THE rejection by a federal judge of an antitrust deal between mighty Microsoft Corporation and the US government last week seems to be in the public interest.
A simple review of Microsoft's behavior - its rapid domination of all aspects of current and future markets in software and computer applications - suggests a need to watch the giant for what Attorney General Janet Reno herself earlier described as ``illegal, monopolistic'' practices. Partners Microsoft and Intel control 85 percent of operating systems and 75 percent of microchips.
Yet whether Judge Stanley Sporkin's ruling will survive a Justice Department appeal is not certain.
There is merit in the appeal. Judges should not use the Tunney Act, which requires them to review federal consent decrees, to run roughshod over and around cases brought before them - dictating the work and scope of every antitrust settlement.
But Judge Sporkin has not chosen just any case. The future of computer services and applications is of obvious national importance. Justice officials say Sporkin is out of bounds to ask them to expand their original case. They expected him to rubber stamp the deal. But, unless Sporkin is grandstanding (the details he raises suggest otherwise), the decision seems one of courage and judicial independence.
In a sense, Sporkin has already won - appeal or no appeal. Even if his ruling is overturned, Sporkin has publicized Microsoft's alleged effort to monopolize the market. In a way, the judge has adjusted for the rapid gains Microsoft made, illegally it seems, since the case began. These were made in areas the original case did not predict.

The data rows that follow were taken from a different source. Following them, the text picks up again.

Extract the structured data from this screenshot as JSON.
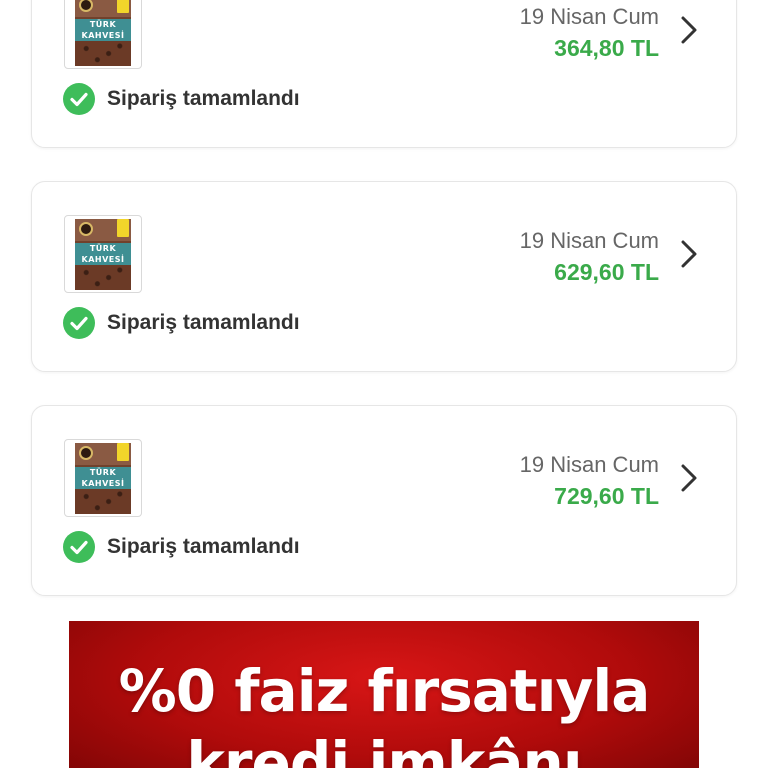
{
  "orders": [
    {
      "date": "19 Nisan Cum",
      "price": "364,80 TL",
      "status": "Sipariş tamamlandı",
      "product": {
        "line1": "TÜRK",
        "line2": "KAHVESİ"
      }
    },
    {
      "date": "19 Nisan Cum",
      "price": "629,60 TL",
      "status": "Sipariş tamamlandı",
      "product": {
        "line1": "TÜRK",
        "line2": "KAHVESİ"
      }
    },
    {
      "date": "19 Nisan Cum",
      "price": "729,60 TL",
      "status": "Sipariş tamamlandı",
      "product": {
        "line1": "TÜRK",
        "line2": "KAHVESİ"
      }
    }
  ],
  "banner": {
    "line1": "%0 faiz fırsatıyla",
    "line2": "kredi imkânı"
  },
  "icons": {
    "status": "check-circle-icon",
    "navigate": "chevron-right-icon"
  },
  "colors": {
    "price": "#3aaa4a",
    "status_check": "#3ebd5a",
    "banner_bg": "#c10f0f"
  }
}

Moreover, all the attention puts an onus on Justice to investigate further. Last week Ms. Reno was asked repeatedly whether the substance of Sporkin's concerns would be taken up. By defending its more limited settlement, Justice looks like it is haggling over technicalities when there are larger issues at stake.
Justice officials cannot, by law, say if they are investigating an actual or potential Microsoft monopoly in computer operating systems, software, and other applications relating to the coming information superhighway. But they should see that antitrust laws are upheld.
This is difficult in a volatile market. Sporkin notes the problem of ``vaporware,'' still-undeveloped software that is announced in order to stop buyers from purchasing a competitor's product. The practice is widespread. Officials must ask: At what point in the development process is it illegal to announce software that may never pan out?
Healthy competition is a must. But winners must win by the rules.